出版日:2018年6月22日
ページ数:297ページ
ここ最近読んだ本の中ではダントツに面白い本でした。
この本を読んでみようと思ったのは、数年前にNHKでアマゾン地域の未知の先住民イゾラドについての番組を見たことがきっかけでした。
先住民というと、アメリカのネイティブアメリカン、オーストラリアのアボリジニなどを思い出しますが、彼らは独自の文化や習慣を保ちつつも現代社会とのつながりを持ち、ある程度文明化されて生活しています。
南米のアマゾン地域の先住民も文明化された部族が多くなっていますが、それでも全部の部族が発見されたわけではありません。
この時代に、まだアマゾンの熱帯雨林に発見されていない部族が住んでいる。
そのことにものすごく興奮しました。
これだけテクノロジーが発展して、ドローンなどの技術を駆使すれば簡単に見つかりそうな気がするのですが、まだ見つかっていない先住民の部族がいる。
同時に未知の先住民を発見して、彼らを文明化することが果たして彼らにとって本当に幸せなのだろうか?
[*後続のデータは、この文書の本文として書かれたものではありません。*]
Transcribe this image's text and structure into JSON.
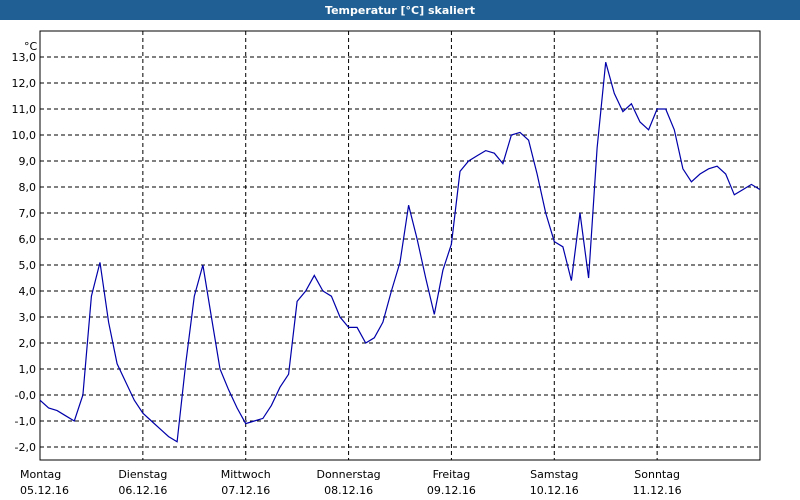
{
  "window": {
    "title": "Temperatur [°C] skaliert"
  },
  "chart_data": {
    "type": "line",
    "y_unit": "°C",
    "days": [
      {
        "day": "Montag",
        "date": "05.12.16"
      },
      {
        "day": "Dienstag",
        "date": "06.12.16"
      },
      {
        "day": "Mittwoch",
        "date": "07.12.16"
      },
      {
        "day": "Donnerstag",
        "date": "08.12.16"
      },
      {
        "day": "Freitag",
        "date": "09.12.16"
      },
      {
        "day": "Samstag",
        "date": "10.12.16"
      },
      {
        "day": "Sonntag",
        "date": "11.12.16"
      }
    ],
    "color": "#0000aa",
    "grid": true,
    "ylim": [
      -2.5,
      14.0
    ],
    "yticks": [
      {
        "value": -2,
        "label": "-2,0"
      },
      {
        "value": -1,
        "label": "-1,0"
      },
      {
        "value": 0,
        "label": "-0,0"
      },
      {
        "value": 1,
        "label": "1,0"
      },
      {
        "value": 2,
        "label": "2,0"
      },
      {
        "value": 3,
        "label": "3,0"
      },
      {
        "value": 4,
        "label": "4,0"
      },
      {
        "value": 5,
        "label": "5,0"
      },
      {
        "value": 6,
        "label": "6,0"
      },
      {
        "value": 7,
        "label": "7,0"
      },
      {
        "value": 8,
        "label": "8,0"
      },
      {
        "value": 9,
        "label": "9,0"
      },
      {
        "value": 10,
        "label": "10,0"
      },
      {
        "value": 11,
        "label": "11,0"
      },
      {
        "value": 12,
        "label": "12,0"
      },
      {
        "value": 13,
        "label": "13,0"
      }
    ],
    "values": [
      -0.2,
      -0.5,
      -0.6,
      -0.8,
      -1.0,
      0.0,
      3.8,
      5.1,
      2.8,
      1.2,
      0.5,
      -0.2,
      -0.7,
      -1.0,
      -1.3,
      -1.6,
      -1.8,
      1.2,
      3.8,
      5.0,
      3.0,
      1.0,
      0.2,
      -0.5,
      -1.1,
      -1.0,
      -0.9,
      -0.4,
      0.3,
      0.8,
      3.6,
      4.0,
      4.6,
      4.0,
      3.8,
      3.0,
      2.6,
      2.6,
      2.0,
      2.2,
      2.8,
      4.0,
      5.1,
      7.3,
      6.0,
      4.5,
      3.1,
      4.8,
      5.8,
      8.6,
      9.0,
      9.2,
      9.4,
      9.3,
      8.9,
      10.0,
      10.1,
      9.8,
      8.5,
      7.0,
      5.9,
      5.7,
      4.4,
      7.0,
      4.5,
      9.5,
      12.8,
      11.6,
      10.9,
      11.2,
      10.5,
      10.2,
      11.0,
      11.0,
      10.2,
      8.7,
      8.2,
      8.5,
      8.7,
      8.8,
      8.5,
      7.7,
      7.9,
      8.1,
      7.9
    ]
  }
}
また、アマゾンの熱帯雨林の開発がどんどん進んで彼らの住む場所がどんどんなくなってしまっているのは、どうしたら良いのだろうか?
日本に住んでいると、「未知の先住民」のことなんてなかなか考えないけど、世界にはまだまだこういう民族が残っているんだなあと改めて思いました。

「ノモレ」とは、ペルーアマゾンの先住民イネ族の言葉で「仲間」を意味するそうです。
この本のストーリーは100年以上前にアマゾンにゴムの樹液を求めてやってきた西欧人が、アマゾンの先住民を捕まえて樹液集めのために働かせていたことから始まります。
酷使させられ、ひどい虐待を受け、ついに、先住民の数人がパトロンである西欧人を殺して逃げます。
銃を持った西欧人たちに追いかけられ、途中で二手に分かれて逃げたイネ族。
片方のグループは無事に生き延び、自分たちの子や孫に「途中で生き別れたノモレを見つけてくれ」と託します。
100年以上が経ち、生き延びたイネ族は文明化され、現代社会で保護区で生活をしています。
文明化されているので、エンジン付きの船を操ったり、電気を使っていたり、洋服を着ていたりします。
彼らが住んでいる保護区にある日、裸のイゾラド(現代社会に未接触の謎の先住民)がやってきて、まさに「未知との遭遇」を体験します。
そこからどのようにしてイゾラドとコミュニケーションをとるのか、どのように彼らを保護して守っていくのかという話が事細かく書かれていました。
この本のイゾラドは、たまたまイネ族と共通する言語を話す部族だったため、多少のコミュニケーションを取ることができました。
でも、言葉が通じなければ、敵ではないことをどのように証明したらいいのか、文化も習慣も考え方もまったく違って謎のイゾラドにどのように現代社会のことを理解させればいいのか、とても難しい問題だなあと実感しました。
ペルー政府もお金がないので、先住民対策にお金を出し渋りますし、警察も軍隊も非協力的。
文明化され保護区で暮らしている先住民が、イゾラドに襲われて部族間の争いに発展し、ひとつの部族がなくなってしまったり、現代社会の人間とイゾラドが接触することによって、イゾラドが感染症にかかりあっという間に部族が壊滅してしまったり、本当に今でもそういう世界がアマゾンで繰り広げられているのかと、なんとも言えない気持ちになりました。
イゾラドに関する書籍は意外と少ないのですが、この著者の本はとても読みやすく、イゾラドについてとてもわかりやすく書かれています。
もう少しイゾラドや先住民について勉強したいなあと思いました。